How important are values to the development of effective leaders? Why is it critical to operate as an ethical leader with the highest set of standards? What defines ethical leadership and what must an effective and ethical leader know in order to practice ethical leadership? How does the increasingly global environment affect the deployment of leadership abilities? In particular, how does context change and in turn require that leadership change to meet the different needs of a multicultural society? Can leaders adapt and expand their abilities to lead across cultures?
One of the most important areas for the deployment of effective leadership, an area where the stakes are the highest and the dynamic the most uncertain is in the leadership of change. Understanding the change process, types of change, and why followers are naturally resistant to change can facilitate the leadership development process in advance of implementing change. The quest for innovation demands that change be institutionalized throughout an organization. The leader’s role is to simultaneously deal with the immediate challenges of change and the more long term issues of sustaining a culture of change that allows the organization to thrive.

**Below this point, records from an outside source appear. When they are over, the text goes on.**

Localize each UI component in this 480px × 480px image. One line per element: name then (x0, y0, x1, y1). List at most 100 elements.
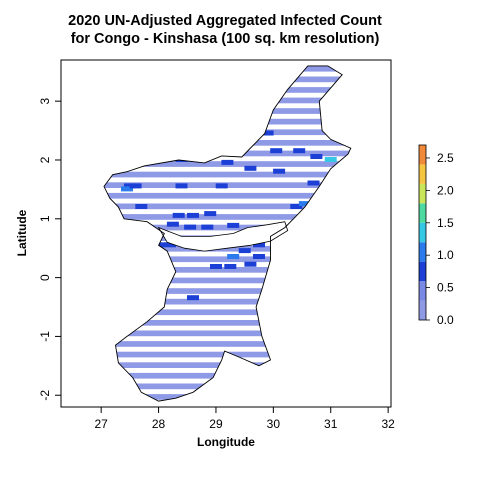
raster-row (104, 256, 351, 263)
hotspot-cell (227, 222, 240, 228)
raster-row (104, 129, 351, 136)
x-tick-label: 27 (94, 417, 108, 431)
raster-row (104, 203, 351, 210)
raster-row (104, 108, 351, 114)
raster-row (104, 309, 351, 316)
raster-row (104, 288, 351, 294)
hotspot-cell (204, 211, 217, 217)
legend-frame (418, 144, 427, 321)
hotspot-cell (187, 212, 199, 218)
raster-row (104, 330, 351, 337)
hotspot-cell (273, 168, 286, 174)
raster-row (104, 65, 351, 72)
x-axis: 27 28 29 30 31 32 (94, 407, 395, 431)
hotspot-cell (204, 139, 217, 145)
legend-color-band (419, 261, 426, 282)
hotspot-cell (175, 157, 188, 162)
hotspot-cell (221, 159, 234, 165)
legend-color-band (419, 242, 426, 262)
hotspot-cell (215, 183, 228, 189)
legend-color-band (419, 300, 426, 320)
y-tick-label: -2 (38, 390, 52, 401)
plot-frame (60, 59, 392, 408)
hotspot-cell (129, 183, 142, 189)
hotspot-cell (244, 165, 257, 171)
raster-row (104, 97, 351, 104)
x-tick-label: 31 (324, 417, 338, 431)
chart-title: 2020 UN-Adjusted Aggregated Infected Cou… (0, 12, 450, 48)
legend-color-band (419, 145, 426, 165)
legend-color-band (419, 222, 426, 243)
x-axis-label: Longitude (197, 435, 255, 449)
hotspot-cell (172, 212, 185, 218)
legend-tick-label: 1.5 (437, 216, 454, 230)
color-legend: 0.0 0.5 1.0 1.5 2.0 2.5 (418, 144, 454, 327)
hotspot-cell (166, 221, 179, 227)
raster-row (104, 341, 351, 347)
raster-row (104, 140, 351, 146)
hotspot-cell (298, 201, 311, 207)
hotspot-cell (121, 186, 133, 192)
x-tick-label: 30 (267, 417, 281, 431)
hotspot-cell (210, 264, 222, 269)
hotspot-cell (290, 204, 303, 209)
hotspot-cell (184, 224, 197, 230)
x-tick-label: 32 (381, 417, 395, 431)
raster-row (104, 214, 351, 220)
y-tick-label: -1 (38, 331, 52, 342)
hotspot-cell (270, 148, 283, 154)
raster-row (104, 118, 351, 125)
x-tick-label: 29 (209, 417, 223, 431)
x-tick-label: 28 (152, 417, 166, 431)
raster-row (104, 267, 351, 273)
raster-row (104, 245, 351, 252)
legend-tick-label: 0.0 (437, 313, 454, 327)
raster-row (104, 277, 351, 284)
hotspot-cell (238, 248, 251, 254)
hotspot-cell (253, 254, 265, 259)
hotspot-cell (307, 180, 320, 186)
legend-tick-label: 2.0 (437, 183, 454, 197)
raster-row (104, 171, 351, 178)
hotspot-cell (175, 183, 188, 189)
chart-title-line-2: for Congo - Kinshasa (100 sq. km resolut… (70, 31, 380, 47)
chart-title-line-1: 2020 UN-Adjusted Aggregated Infected Cou… (68, 13, 382, 29)
legend-color-band (419, 281, 426, 301)
raster-row (104, 298, 351, 305)
hotspot-cell (187, 295, 199, 301)
hotspot-cell (310, 154, 323, 159)
y-tick-label: 3 (38, 98, 52, 105)
hotspot-cell (261, 130, 274, 136)
lake-no-data (157, 221, 289, 252)
y-tick-label: 0 (38, 274, 52, 281)
hotspot-cell (224, 264, 237, 269)
raster-row (104, 362, 351, 368)
region-boundary (103, 65, 352, 402)
raster-row (104, 372, 351, 379)
y-tick-label: 1 (38, 215, 52, 222)
raster-row (104, 320, 351, 326)
y-axis-label: Latitude (15, 209, 29, 256)
hotspot-cell (293, 148, 306, 154)
legend-color-band (419, 203, 426, 223)
hotspot-cell (164, 242, 176, 248)
legend-tick-label: 1.0 (437, 248, 454, 262)
hotspot-cell (227, 254, 240, 259)
legend-tick-label: 0.5 (437, 281, 454, 295)
hotspot-cell (135, 204, 148, 209)
raster-row (104, 394, 351, 400)
hotspot-cell (244, 261, 257, 267)
raster-row (104, 76, 351, 83)
y-axis: -2 -1 0 1 2 3 (38, 98, 61, 401)
hotspot-cell (201, 224, 214, 230)
hotspot-cell (253, 242, 265, 248)
y-tick-label: 2 (38, 156, 52, 163)
raster-row (104, 383, 351, 390)
legend-tick-label: 2.5 (437, 151, 454, 165)
legend-color-band (419, 183, 426, 204)
legend-color-band (419, 164, 426, 184)
raster-row (104, 87, 351, 93)
raster-row (104, 192, 351, 199)
hotspot-cell (324, 157, 337, 162)
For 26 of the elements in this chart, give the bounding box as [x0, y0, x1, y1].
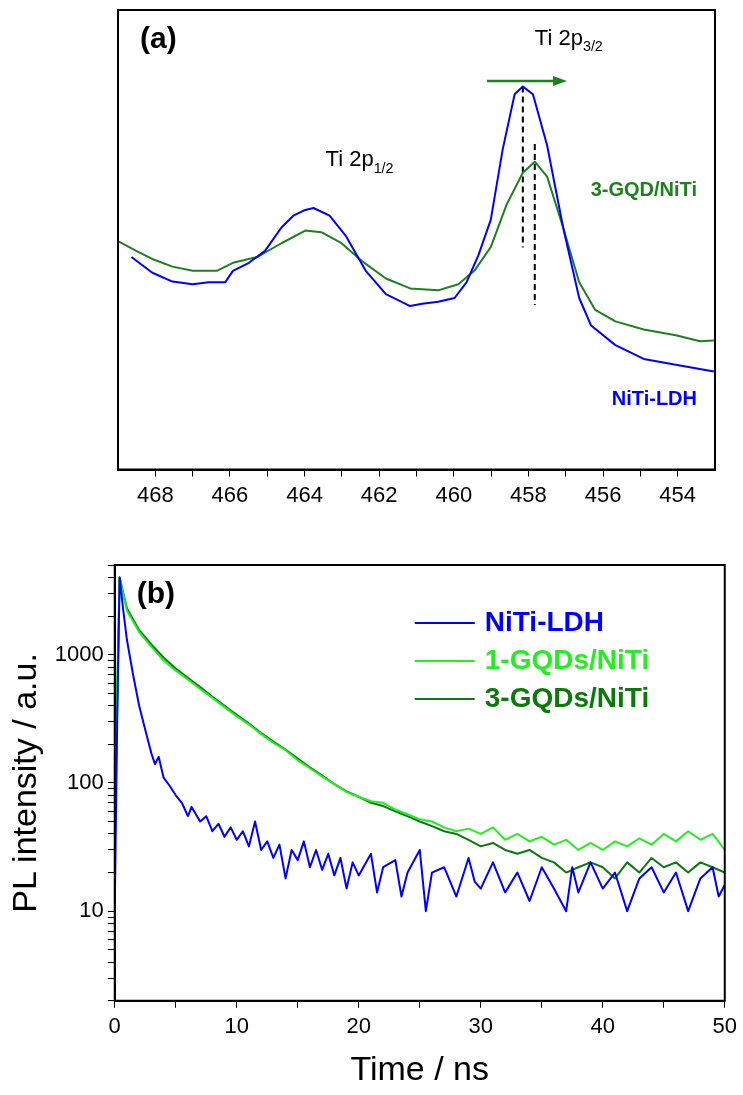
- x-tick-label: 20: [346, 1013, 371, 1039]
- x-tick-label: 458: [510, 481, 547, 507]
- x-tick-label: 40: [590, 1013, 615, 1039]
- x-tick-label: 466: [211, 481, 249, 507]
- x-tick-label: 464: [286, 481, 323, 507]
- text: (a): [140, 21, 177, 54]
- x-tick-label: 456: [584, 481, 622, 507]
- legend-label: 1-GQDs/NiTi: [484, 643, 650, 675]
- x-tick-label: 462: [360, 481, 398, 507]
- series-label: NiTi-LDH: [611, 387, 697, 410]
- x-tick-label: 30: [468, 1013, 493, 1039]
- x-tick-label: 50: [712, 1013, 738, 1039]
- y-tick-label: 1000: [54, 640, 104, 666]
- x-tick-label: 10: [224, 1013, 249, 1039]
- legend-label: NiTi-LDH: [484, 605, 605, 637]
- y-axis-title: PL intensity / a.u.: [4, 653, 43, 913]
- x-tick-label: 454: [659, 481, 697, 507]
- x-tick-label: 460: [435, 481, 473, 507]
- series-label: 3-GQD/NiTi: [590, 178, 697, 201]
- annotation: (b): [136, 576, 176, 609]
- y-tick-label: 10: [79, 897, 104, 923]
- x-tick-label: 468: [136, 481, 174, 507]
- y-tick-label: 100: [67, 768, 104, 794]
- x-axis-title: Time / ns: [350, 1048, 490, 1087]
- x-tick-label: 0: [108, 1013, 121, 1039]
- legend-label: 3-GQDs/NiTi: [484, 681, 650, 713]
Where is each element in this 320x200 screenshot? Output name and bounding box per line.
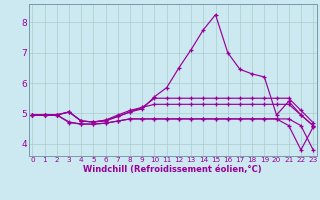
- X-axis label: Windchill (Refroidissement éolien,°C): Windchill (Refroidissement éolien,°C): [84, 165, 262, 174]
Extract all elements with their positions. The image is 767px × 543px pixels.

As we become more aware of the lessons of leadership and we better understand how to be more effective leaders, can we develop viable substitutes for leadership as we know it? This may be the ultimate challenge facing leaders today. The use of books on leadership to develop a widespread awareness of leadership concepts may allow today’s follower to become tomorrow’s leader.
I encourage you to contemplate your role as a leader and a follower. I encourage you to consider how these roles can be in conflict or in harmony and how role ambiguity can generate unnecessary conflict. Role certainty, however, can be linked to successful outcomes. You should learn about the roles of both the leader and the follower, depending upon the situational context.